After the CTF, @isenbaev told via twitter that divide-by-2 in genus 3 hyperelliptic curves. It happens that Magma is very strong, and can compute this kind of stuff very fast. At first, I was very surprised at the fact that divide-by-2 is possible. So what now? What does this mean??

I went over the VDF papers and DARK paper to look at exactly what assumptions they are working with.

VDFs require low order assumption or the adaptive root assumption. The latter is clearly hard, but low order assumption seemed interesing. Can we go further and consider multiplication/division by 3? I'm not sure, but it might be interesting to try. DARK paper mentions using the Strong RSA in Theorem 5. Another interesting thing was that there are papers that try to remove the Strong RSA assumption from arguments working over the integers.
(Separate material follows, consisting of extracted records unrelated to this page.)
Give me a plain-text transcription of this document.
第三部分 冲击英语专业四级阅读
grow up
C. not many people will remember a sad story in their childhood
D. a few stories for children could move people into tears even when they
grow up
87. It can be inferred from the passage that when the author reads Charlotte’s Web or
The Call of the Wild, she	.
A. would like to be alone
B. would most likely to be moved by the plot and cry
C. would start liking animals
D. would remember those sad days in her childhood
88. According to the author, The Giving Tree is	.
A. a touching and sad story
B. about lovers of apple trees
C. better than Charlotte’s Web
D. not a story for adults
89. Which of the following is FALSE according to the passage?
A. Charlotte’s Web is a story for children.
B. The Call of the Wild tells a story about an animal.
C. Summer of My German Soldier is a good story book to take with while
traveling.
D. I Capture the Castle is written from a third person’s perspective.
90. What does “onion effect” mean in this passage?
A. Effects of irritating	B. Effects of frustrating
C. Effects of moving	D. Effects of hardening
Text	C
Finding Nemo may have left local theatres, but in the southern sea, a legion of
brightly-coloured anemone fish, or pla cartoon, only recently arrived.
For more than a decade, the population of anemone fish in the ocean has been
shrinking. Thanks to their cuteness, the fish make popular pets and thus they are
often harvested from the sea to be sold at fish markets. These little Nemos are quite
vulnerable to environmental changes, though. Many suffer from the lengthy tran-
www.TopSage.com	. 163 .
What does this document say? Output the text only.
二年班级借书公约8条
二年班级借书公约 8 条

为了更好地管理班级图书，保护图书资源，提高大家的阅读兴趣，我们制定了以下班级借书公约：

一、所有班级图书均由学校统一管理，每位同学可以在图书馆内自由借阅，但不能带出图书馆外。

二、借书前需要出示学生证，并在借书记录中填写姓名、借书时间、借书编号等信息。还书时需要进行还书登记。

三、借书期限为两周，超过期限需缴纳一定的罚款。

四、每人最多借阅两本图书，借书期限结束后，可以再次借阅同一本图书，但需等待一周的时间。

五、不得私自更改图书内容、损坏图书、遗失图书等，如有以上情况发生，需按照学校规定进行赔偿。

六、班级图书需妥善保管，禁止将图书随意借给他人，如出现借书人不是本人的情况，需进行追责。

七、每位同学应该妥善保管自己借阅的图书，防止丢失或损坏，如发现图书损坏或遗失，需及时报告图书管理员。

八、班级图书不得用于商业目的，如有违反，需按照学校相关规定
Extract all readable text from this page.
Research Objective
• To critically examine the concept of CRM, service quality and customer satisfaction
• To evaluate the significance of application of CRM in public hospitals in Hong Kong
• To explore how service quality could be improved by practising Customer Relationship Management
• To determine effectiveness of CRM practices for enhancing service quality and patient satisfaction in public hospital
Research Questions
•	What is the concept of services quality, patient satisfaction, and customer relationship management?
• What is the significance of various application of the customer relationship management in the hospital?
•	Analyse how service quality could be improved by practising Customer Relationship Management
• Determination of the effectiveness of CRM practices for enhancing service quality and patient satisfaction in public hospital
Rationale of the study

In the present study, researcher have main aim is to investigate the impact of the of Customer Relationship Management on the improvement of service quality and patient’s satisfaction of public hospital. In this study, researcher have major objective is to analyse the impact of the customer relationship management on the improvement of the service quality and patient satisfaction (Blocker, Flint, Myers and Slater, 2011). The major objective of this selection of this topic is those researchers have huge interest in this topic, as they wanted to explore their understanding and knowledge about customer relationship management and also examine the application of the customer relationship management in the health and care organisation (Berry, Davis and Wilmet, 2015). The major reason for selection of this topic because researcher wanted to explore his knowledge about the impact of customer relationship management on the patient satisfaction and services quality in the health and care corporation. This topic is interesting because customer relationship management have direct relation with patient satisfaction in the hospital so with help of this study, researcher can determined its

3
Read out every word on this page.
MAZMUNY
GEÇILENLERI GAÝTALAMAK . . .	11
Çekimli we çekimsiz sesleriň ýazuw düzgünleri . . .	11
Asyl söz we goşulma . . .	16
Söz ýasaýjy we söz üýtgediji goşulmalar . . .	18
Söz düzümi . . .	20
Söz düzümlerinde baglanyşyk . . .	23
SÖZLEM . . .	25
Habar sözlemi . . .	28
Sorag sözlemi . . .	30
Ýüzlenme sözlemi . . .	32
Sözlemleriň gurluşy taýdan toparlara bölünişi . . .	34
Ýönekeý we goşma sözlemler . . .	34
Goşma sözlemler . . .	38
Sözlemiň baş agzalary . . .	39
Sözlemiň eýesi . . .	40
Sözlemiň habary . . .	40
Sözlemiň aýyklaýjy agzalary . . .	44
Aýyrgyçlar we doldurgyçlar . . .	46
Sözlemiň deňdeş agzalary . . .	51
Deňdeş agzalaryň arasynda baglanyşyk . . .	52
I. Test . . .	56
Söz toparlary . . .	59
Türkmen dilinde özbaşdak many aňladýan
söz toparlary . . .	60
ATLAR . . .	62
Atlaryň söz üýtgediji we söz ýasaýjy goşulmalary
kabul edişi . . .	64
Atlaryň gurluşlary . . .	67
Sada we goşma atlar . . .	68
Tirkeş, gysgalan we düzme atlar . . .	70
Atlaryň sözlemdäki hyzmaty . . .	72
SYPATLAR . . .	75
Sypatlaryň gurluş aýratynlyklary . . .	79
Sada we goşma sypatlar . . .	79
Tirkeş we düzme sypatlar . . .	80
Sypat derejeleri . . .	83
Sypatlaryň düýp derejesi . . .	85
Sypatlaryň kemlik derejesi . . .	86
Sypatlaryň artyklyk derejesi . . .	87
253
I still need to read that paper - it sounds very cool.

After reading more, I saw that the [DGS20] paper already had a defense in mind.

Basically, it considers the set $S$ where low-order assumption is broken, and just considers $\text{lcm}(S) G$. This is exactly the methods used to reduce the RSA group to $\mathbb{Z}_N^\star / \{\pm 1\}$ or something like that. This seems to be enough defense against low order assumption attacks.

What about the Strong RSA assumption side of things? I still thought that the whole dividing-by-2 things being possible was very bad, but as I mentioned before, I learned that even class groups have that property as well. Apparently it's fine.

I guess that not reading the detailed proof for DARK really hurt in the end. The proof is really hard, though...

Anyways, this was a really fun adventure, and I'm more motivated to study now. Thanks to everyone for the discussion.